Gatra Jangan Tutup Kuping: Gaji 3 Bulan, BPJS Ketenagakerjaan dan Pasangon Karyawan Wajib Dituntaskan
JAKARTA - Ketua Serikat Karyawan Gatra, Andhika Dinata, meminta manajemen PT Era Media Informasi (Gatra Media Group) tak menutup kuping dengan tuntutan seluruh karyawan usai pemutusan hubungan kerja (PHK). Gatra resmi berhenti beroperasi pada Rabu, 31 Juli 2024 lalu.
Tuntutan karyawan setelah PHK seperti belum dibayarnya gaji per Mei, Juni, Juli 2024, BPJS Ketenagakerjaan yang menunggak hampir 26 bulan, nominal pasangon, hingga karyawan kontrak yang belum didaftarkan ke BPJS Ketenagakerjaan
"Sebetulnya kita sudah jenuh juga, selama ini kita tidak pernah mengeluarkan pernyataan sikap ke luar, hampir-hampir tak ada ada.Tetapi jelang berakhirnya Gatra tutup operasi kita lihat belum clear (hak-hak karyawan)," jelas Andhika saat dihubungi VOI, Minggu, 4 Agustus.
VOI telah meminta konfirmasi kepada Direktur Utama PT Era Media Informasi (Gatra Media Group) Hendri Firzani via phone dan WhatsApp. Namun sampai berita ini ditulis, Hendri Firzani belum membalasnya.
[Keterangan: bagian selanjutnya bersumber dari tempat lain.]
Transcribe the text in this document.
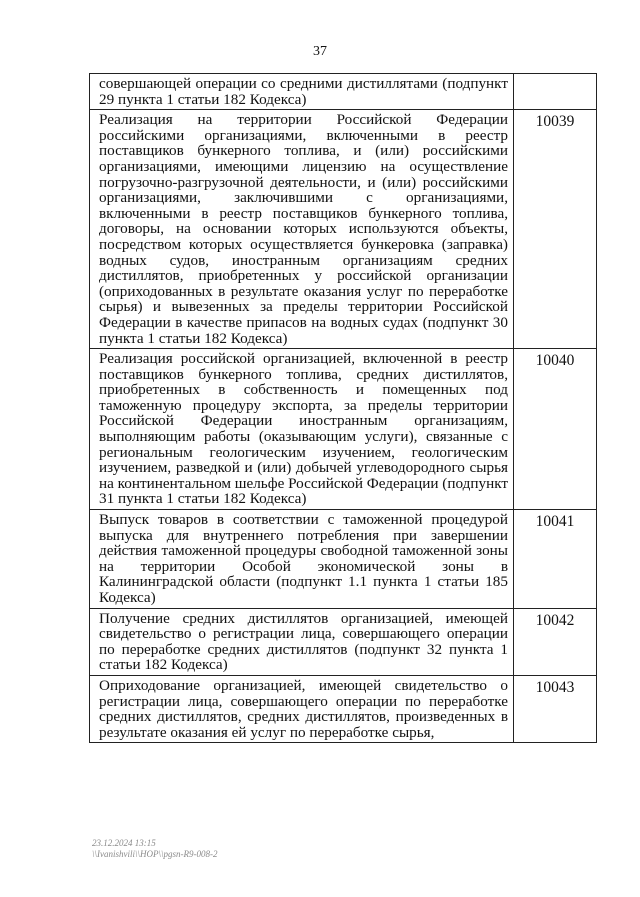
37
совершающей операции со средними дистиллятами (подпункт 29 пункта 1 статьи 182 Кодекса)	
Реализация на территории Российской Федерации российскими организациями, включенными в реестр поставщиков бункерного топлива, и (или) российскими организациями, имеющими лицензию на осуществление погрузочно-разгрузочной деятельности, и (или) российскими организациями, заключившими с организациями, включенными в реестр поставщиков бункерного топлива, договоры, на основании которых используются объекты, посредством которых осуществляется бункеровка (заправка) водных судов, иностранным организациям средних дистиллятов, приобретенных у российской организации (оприходованных в результате оказания услуг по переработке сырья) и вывезенных за пределы территории Российской Федерации в качестве припасов на водных судах (подпункт 30 пункта 1 статьи 182 Кодекса)	10039
Реализация российской организацией, включенной в реестр поставщиков бункерного топлива, средних дистиллятов, приобретенных в собственность и помещенных под таможенную процедуру экспорта, за пределы территории Российской Федерации иностранным организациям, выполняющим работы (оказывающим услуги), связанные с региональным геологическим изучением, геологическим изучением, разведкой и (или) добычей углеводородного сырья на континентальном шельфе Российской Федерации (подпункт 31 пункта 1 статьи 182 Кодекса)	10040
Выпуск товаров в соответствии с таможенной процедурой выпуска для внутреннего потребления при завершении действия таможенной процедуры свободной таможенной зоны на территории Особой экономической зоны в Калининградской области (подпункт 1.1 пункта 1 статьи 185 Кодекса)	10041
Получение средних дистиллятов организацией, имеющей свидетельство о регистрации лица, совершающего операции по переработке средних дистиллятов (подпункт 32 пункта 1 статьи 182 Кодекса)	10042
Оприходование организацией, имеющей свидетельство о регистрации лица, совершающего операции по переработке средних дистиллятов, средних дистиллятов, произведенных в результате оказания ей услуг по переработке сырья,	10043
23.12.2024 13:15
\\Ivanishvili\\HOP\\pgsn-R9-008-2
Andhika menyebutkan, sebelum resmi pamit, Serikat Karyawan Gatra, para karyawan, telah melakukan beberapa kali rapat dengan manajemen perusahaan, wakil dari holding mengenai hak yang wajib dipenuhi.
Saat itu, manajemen berjanji sebelum 31 Juli, semuanya bakal dirampungkan. Sayang, janji tinggal janji. Hingga detik ini hak karyawan belum dipenuhi.
Lucunya, sambung Andhika, manajemen menyebut keterlambatan Gaji bakal dibayarkan sekaligus dengan pasangon.
"Yang bikin kita geram gaji Mei-Juli belum tuntas dibayarkan. Mei sudah dibayar tapi masih ada sisa. Juni baru beberapa, seperempat lah (dari nominal gaji), kemudian Juli belum ada pembayaran sama sekali. Sebelum tutup operasi perusahaan sudah harus bayar ke karyawan. Tetapi perusahaan berasalan tidak punya cash flow yang cukup, sehingga pembayaran gaji dan sisa gaji bersamaan dengan pasangon. Ini kami kritik! Pasangon saja belum jelas," ucap Dhika.
Perusahaan beralasan kerugian terus-menerus dan terancam pailit sehingga membuat kebijakan pembayaran pesangon menggunakan ketentuan sebesar 0,5 kali. Padahal karyawan tidak menerima laporan keuangan audit dari perusahaan, dan belum ada putusan pengadilan yang menyatakan perusahaan mengalami pailit.
"Ketentuan pemberian pesangon 0,5 tidak mempunyai dasar hukum yang kuat," lanjut Dhika.
Perhitungan jumlah pesangon karyawan juga tidak sesuai peraturan ketenagakerjaan. Komponen yang seharusnya digunakan perusahaan sebagai dasar perhitungan uang pesangon adalah upah pokok dan segala macam bentuk tunjangan yang diberikan kepada karyawan dan keluarganya, termasuk tunjangan transportasi dan makan. Dalam hitungan pesangon yang digunakan perusahaan, komponen transportasi dan makan ditiadakan. Hal ini membuat uang pesangon yang diterima karyawan menjadi lebih kecil.
Selanjutnya, perusahaan menggunakan dasar penghitungan pesangon dimulai sejak terbitnya SK pengangkatan karyawan. Padahal seharusnya penghitungan masa kerja dimulai sejak hari pertama karyawan mulai bekerja.
"Kemudian persoalan BPJS Ketenagakerjaan per 31 Juli. Kita lakukan cek BPJS ternyata belum dibayar, manajemen bilang akhir Agustus 2024. Tunggakan itu selama dua tahun, atau sekitar 26 bulan. Ini juga belum clear ya," ujar Dhika.
Baca juga:
Tak hanya itu, menurut Dhika, untuk karyawan kontrak juga belum didaftarkan ke BPJS karena tunggakan pembayaran ini."Semoga didengarkan keluhan dari serikat. Karena beberapa pertemuan tidak clear masalah-masalah ini," tambah Dhika.